IBM announced on Thursday that it would be collaborating with The Flint River Partnership to deploy a data-driven method to increase “agricultural efficiency by up to 20 percent.” The goal of the partnership is to use big data tools to analyse large volumes of meteorological, geographical and historical data, which will in turn allow farmers to model weather patterns with more accuracy and localization. With this information, farmers can make better informed irrigation scheduling decisions to “conserve water, improve crop yields and mitigate the impact of future droughts.”
“Farming operations are highly sensitive to weather. In the US, that sensitivity is about $15 billion per year. For example, the USDA estimates that 90 percent of crop losses are due to weather. In addition, improving efficiency in irrigation will reduce the impact in areas with limited water supplies. By better understanding and then predicting these weather effects, we can help mitigate these impacts,” said Lloyd Treinish, Distinguished Engineer & Chief Scientist, IBM Research.

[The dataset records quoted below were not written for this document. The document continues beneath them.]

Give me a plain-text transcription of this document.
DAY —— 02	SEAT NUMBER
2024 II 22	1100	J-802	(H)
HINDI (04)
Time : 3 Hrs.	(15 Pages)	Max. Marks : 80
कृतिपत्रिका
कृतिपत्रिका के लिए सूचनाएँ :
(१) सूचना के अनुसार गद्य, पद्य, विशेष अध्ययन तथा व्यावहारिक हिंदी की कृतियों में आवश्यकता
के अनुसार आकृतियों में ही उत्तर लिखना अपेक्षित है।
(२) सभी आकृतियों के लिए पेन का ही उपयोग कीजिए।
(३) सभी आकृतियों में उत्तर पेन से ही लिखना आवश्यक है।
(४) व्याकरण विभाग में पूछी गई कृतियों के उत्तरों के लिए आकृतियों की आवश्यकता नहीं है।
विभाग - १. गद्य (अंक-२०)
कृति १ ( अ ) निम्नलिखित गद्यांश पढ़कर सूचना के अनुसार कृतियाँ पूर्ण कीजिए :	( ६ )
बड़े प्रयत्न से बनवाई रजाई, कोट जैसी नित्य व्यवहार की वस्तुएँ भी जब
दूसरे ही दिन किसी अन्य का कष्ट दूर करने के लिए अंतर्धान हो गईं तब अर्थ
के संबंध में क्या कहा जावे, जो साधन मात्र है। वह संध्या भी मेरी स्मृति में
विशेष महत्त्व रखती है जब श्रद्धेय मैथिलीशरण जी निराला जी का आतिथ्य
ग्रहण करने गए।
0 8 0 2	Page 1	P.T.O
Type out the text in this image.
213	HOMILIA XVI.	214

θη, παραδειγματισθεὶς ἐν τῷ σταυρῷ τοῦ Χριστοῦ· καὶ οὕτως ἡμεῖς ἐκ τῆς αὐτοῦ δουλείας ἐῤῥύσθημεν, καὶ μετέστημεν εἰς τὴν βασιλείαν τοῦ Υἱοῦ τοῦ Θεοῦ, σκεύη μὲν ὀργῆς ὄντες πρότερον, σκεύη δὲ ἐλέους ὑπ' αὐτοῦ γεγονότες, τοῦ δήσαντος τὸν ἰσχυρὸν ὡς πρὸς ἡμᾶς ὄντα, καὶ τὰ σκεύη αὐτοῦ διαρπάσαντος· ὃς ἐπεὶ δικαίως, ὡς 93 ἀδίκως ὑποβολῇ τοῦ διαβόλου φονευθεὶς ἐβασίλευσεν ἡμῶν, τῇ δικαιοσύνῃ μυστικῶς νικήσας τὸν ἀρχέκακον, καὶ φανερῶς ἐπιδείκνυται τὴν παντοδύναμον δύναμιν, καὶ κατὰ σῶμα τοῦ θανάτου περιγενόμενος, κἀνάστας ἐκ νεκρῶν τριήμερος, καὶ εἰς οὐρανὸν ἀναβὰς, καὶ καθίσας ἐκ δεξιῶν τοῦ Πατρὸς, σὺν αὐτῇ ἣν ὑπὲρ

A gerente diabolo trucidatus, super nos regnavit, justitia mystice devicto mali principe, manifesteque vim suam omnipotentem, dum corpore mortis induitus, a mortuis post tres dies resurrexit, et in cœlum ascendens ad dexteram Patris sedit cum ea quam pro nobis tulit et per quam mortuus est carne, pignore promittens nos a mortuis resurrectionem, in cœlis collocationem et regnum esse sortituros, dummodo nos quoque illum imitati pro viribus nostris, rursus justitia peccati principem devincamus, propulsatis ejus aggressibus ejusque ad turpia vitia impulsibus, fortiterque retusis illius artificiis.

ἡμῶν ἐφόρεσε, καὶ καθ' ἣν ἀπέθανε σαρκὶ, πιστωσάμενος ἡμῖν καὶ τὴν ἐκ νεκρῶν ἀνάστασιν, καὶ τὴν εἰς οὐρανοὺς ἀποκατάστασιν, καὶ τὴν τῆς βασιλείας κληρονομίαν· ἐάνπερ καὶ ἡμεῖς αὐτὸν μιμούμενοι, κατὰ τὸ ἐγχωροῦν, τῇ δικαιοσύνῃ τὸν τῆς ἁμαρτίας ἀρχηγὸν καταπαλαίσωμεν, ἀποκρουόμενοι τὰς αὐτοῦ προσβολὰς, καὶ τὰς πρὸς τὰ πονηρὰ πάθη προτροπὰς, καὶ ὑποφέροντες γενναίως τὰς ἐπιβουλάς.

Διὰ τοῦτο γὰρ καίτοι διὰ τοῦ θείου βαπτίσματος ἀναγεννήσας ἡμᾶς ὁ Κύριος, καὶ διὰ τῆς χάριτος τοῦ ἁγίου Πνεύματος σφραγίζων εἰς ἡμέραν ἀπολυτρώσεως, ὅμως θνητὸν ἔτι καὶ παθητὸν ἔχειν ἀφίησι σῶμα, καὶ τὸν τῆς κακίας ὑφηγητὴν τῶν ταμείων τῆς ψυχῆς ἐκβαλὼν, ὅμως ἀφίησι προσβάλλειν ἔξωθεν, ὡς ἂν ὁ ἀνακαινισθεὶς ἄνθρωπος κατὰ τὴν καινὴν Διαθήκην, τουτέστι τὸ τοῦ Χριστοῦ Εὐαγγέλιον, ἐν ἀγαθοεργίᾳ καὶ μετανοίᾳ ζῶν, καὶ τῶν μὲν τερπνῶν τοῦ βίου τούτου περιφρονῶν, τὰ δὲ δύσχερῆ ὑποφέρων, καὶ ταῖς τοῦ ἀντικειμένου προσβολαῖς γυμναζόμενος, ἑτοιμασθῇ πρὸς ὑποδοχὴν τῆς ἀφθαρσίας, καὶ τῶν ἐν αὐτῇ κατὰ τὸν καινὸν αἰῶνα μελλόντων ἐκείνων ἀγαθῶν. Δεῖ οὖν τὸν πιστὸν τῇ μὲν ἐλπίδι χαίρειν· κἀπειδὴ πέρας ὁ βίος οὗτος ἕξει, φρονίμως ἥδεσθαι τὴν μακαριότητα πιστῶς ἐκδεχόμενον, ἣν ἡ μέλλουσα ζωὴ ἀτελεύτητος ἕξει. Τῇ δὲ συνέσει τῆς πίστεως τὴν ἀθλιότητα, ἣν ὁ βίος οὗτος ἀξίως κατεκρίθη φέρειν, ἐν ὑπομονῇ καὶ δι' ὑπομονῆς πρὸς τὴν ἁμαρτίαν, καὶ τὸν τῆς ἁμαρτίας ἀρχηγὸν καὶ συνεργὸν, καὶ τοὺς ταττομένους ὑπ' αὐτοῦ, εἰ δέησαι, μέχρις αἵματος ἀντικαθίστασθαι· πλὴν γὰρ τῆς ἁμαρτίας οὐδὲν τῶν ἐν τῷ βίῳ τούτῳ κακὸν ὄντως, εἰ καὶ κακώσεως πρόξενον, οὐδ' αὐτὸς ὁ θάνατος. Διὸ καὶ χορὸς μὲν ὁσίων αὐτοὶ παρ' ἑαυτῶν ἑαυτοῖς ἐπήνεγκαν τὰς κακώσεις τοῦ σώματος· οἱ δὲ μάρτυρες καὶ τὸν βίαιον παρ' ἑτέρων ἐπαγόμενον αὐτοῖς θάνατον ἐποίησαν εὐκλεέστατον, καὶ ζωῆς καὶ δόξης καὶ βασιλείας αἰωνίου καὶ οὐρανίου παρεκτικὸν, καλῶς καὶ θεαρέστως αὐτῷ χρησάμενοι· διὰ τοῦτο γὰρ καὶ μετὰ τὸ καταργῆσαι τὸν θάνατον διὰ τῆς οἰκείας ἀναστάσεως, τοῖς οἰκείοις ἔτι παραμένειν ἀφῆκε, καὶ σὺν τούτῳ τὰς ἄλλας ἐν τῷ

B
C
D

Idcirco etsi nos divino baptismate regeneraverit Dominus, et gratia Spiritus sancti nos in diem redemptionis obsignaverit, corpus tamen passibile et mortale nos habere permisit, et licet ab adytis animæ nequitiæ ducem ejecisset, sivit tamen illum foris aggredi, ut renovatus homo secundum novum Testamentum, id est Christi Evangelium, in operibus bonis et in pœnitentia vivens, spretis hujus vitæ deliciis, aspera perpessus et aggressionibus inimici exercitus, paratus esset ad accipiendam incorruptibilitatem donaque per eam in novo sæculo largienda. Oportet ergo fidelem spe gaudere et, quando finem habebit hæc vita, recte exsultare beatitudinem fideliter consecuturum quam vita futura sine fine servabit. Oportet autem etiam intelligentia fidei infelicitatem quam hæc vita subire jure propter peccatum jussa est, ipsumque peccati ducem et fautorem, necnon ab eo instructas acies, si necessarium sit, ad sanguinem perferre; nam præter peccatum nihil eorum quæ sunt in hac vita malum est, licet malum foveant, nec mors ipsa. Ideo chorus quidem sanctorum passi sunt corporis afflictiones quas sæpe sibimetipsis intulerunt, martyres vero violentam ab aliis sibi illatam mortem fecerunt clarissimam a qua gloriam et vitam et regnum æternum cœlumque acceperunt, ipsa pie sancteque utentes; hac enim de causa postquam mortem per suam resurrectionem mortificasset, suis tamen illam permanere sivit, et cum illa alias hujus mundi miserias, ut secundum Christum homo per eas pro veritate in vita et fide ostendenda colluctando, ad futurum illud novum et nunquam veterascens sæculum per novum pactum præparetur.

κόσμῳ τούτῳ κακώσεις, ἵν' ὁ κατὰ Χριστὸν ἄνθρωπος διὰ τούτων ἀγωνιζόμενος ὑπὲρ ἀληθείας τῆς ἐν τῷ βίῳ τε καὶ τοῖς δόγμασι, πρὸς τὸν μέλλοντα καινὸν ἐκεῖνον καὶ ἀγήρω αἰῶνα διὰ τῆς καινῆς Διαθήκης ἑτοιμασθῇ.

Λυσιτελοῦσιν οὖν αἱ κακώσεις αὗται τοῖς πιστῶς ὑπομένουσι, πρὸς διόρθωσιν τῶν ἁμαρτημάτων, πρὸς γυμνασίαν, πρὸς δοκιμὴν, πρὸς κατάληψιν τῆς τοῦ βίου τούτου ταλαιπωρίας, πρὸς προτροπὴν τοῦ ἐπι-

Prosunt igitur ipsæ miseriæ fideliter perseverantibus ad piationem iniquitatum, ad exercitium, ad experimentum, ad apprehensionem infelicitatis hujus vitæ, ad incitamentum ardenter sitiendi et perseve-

The project will take place in Lower Flint River. The area is known to be an important part of Georgia’s economy – across its 27 counties the area produces more than $2 billion dollars in farm-based revenue annually.
The agriculture and agriculture related industries contributed $775 billion to the U.S. GDP in 2012, a 4.8 percent share. The recent announcement of IBM’s agreement with The Flint River Partnership, along with the growth of big data in other agriculture companies like Monsanto and CropIn, is a sign of how the agriculture industry is becoming a hotspot for big data analytics.